There was a flicker, sure, ten minutes into the second half. Hazem Mastouri, making his World Cup debut, somehow pulled one back. Their second goal of the tournament
. It almost felt like a courtesy, a small concession to pride, especially when considering the gulf in class. But the respite, like most things good for Tunisia in this tournament, was fleeting. Koeman’s side, seeing the score tighten ever so slightly, decided to stomp out that particular spark, regaining their two-goal lead just as easily as they’d lost it, courtesy of another set-piece strike. Jan Paul van Hecke’s first international goal
—though some might debate if it wasn’t another own-goal in the making—helped the Netherlands join Germany as teams to score double-digit goals so far in the competition
.
But the real, stomach-churning number? Tunisia conceded the most goals, 12, averaging 4 per game
. Think about that: four goals. Every single match. It’s a humbling, bruising record for any international team, let alone one representing a nation of nearly twelve million.
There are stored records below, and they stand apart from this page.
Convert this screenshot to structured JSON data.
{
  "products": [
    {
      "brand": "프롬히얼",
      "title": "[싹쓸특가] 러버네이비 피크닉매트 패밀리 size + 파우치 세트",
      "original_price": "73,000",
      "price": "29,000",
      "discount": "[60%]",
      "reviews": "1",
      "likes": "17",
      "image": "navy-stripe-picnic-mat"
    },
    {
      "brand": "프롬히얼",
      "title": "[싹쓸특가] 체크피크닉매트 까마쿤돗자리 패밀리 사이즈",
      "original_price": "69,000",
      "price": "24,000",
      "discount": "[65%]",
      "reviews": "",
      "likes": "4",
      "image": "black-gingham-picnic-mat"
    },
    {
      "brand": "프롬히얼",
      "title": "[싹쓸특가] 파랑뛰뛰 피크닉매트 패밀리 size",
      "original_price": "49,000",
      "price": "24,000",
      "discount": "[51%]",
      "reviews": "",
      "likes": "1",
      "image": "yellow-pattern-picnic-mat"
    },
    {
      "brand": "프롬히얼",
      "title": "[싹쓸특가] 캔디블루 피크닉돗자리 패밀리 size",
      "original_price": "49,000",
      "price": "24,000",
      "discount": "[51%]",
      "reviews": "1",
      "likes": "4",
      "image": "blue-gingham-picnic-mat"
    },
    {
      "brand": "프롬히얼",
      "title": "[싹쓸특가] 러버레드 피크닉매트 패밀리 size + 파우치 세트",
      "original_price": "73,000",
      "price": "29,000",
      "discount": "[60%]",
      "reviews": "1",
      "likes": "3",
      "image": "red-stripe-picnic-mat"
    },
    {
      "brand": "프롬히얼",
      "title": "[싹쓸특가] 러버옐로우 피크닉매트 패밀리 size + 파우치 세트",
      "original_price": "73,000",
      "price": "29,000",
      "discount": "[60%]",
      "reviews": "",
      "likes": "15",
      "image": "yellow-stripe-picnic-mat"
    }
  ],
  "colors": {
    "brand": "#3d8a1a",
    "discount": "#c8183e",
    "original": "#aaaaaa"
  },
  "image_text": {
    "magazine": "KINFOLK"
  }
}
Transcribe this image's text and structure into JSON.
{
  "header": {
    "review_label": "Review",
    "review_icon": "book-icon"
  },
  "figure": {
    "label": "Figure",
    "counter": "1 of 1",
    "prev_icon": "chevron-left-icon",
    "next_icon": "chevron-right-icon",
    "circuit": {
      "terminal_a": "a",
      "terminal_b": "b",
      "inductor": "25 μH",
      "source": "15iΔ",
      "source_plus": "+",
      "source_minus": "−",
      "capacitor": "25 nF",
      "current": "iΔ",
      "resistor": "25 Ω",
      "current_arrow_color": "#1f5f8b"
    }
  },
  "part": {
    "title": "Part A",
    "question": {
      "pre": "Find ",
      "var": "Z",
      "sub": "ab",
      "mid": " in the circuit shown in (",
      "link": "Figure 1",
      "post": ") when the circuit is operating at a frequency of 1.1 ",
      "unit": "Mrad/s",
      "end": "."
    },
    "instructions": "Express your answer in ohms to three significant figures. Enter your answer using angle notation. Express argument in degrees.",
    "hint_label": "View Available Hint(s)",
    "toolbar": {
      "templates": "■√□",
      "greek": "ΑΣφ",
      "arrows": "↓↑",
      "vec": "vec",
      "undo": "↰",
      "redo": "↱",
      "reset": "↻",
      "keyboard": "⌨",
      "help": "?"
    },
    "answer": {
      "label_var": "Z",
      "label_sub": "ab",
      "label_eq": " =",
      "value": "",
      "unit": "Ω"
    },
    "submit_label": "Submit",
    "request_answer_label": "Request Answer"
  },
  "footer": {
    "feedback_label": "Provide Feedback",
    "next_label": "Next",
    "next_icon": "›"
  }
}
Sure, some of their squad hails from top-tier European clubs—Union Berlin’s German-born midfielder Rani Khedira, Augsburg’s Ismaël Gharbi, Elias Saad of Augsburg. But this array of talent, a common theme in modern football, seemed to evaporate into a kind of disjointed paralysis on the pitch when it counted.
It’s interesting, isn’t it, how the Netherlands now gears up to face another North African team? The Netherlands will face another North African team in the Round of 32 as they will play against Morocco in Guadalupe
. Morocco, a different beast entirely. That fixture alone feels like a narrative twist, a stark contrast to Tunisia’s dismal showing.
What This Means
A sporting calamity, particularly one of this public magnitude, seldom remains confined to the football pitch. For a nation like Tunisia, a secular Arab and Muslim-majority country navigating its own complex domestic political and economic landscape, this World Cup performance becomes a glaring, public referendum on something much larger. It’s not just a collection of missed passes or mistimed tackles; it’s a national display of frailty, especially when contrasted with the ascendant football narratives coming from parts of the Muslim world—think Morocco, making headlines not for self-destruction, but for genuine athletic prowess.
There’s a subtle, almost uncomfortable parallel to be drawn here. The torrid time
of their skipper, marked by repeated, costly errors—own-goals, defensive missteps—can’t help but feel like a metaphor. It suggests an internal rot, a predisposition to self-sabotage rather than an overwhelming external threat. When a team concedes an average of four goals per game, when twelve of its competitors’ tallies were assisted, in a way, by an own-goal—it speaks volumes about something beyond mere bad luck. And it raises questions. Where is the national cohesion? Where’s that famous North African fighting spirit?
Because frankly, in regions like the Maghreb and indeed across wider swathes of the Muslim world, football success—or failure—isn’t merely a game. It’s a barometer. It’s an immediate, easily digestible measure of national pride, capacity, and even governance, particularly when leaders frequently seek to associate themselves with sporting triumphs. When the outcome is so unequivocally disastrous, with errors emanating from within the ranks, it doesn’t just deflate supporters. It chips away at a fragile collective confidence. One can only imagine the dinner table conversations in Islamabad, Lahore, or Kuala Lumpur, analyzing Tunisia’s collapse, and silently hoping their own nations might, someday, find a less painful way to announce themselves on the global stage. After all, the narrative of Asia’s investment darlings facing fickle futures isn’t so different in its underlying anxieties from a team facing an abrupt and inglorious end to its global aspirations.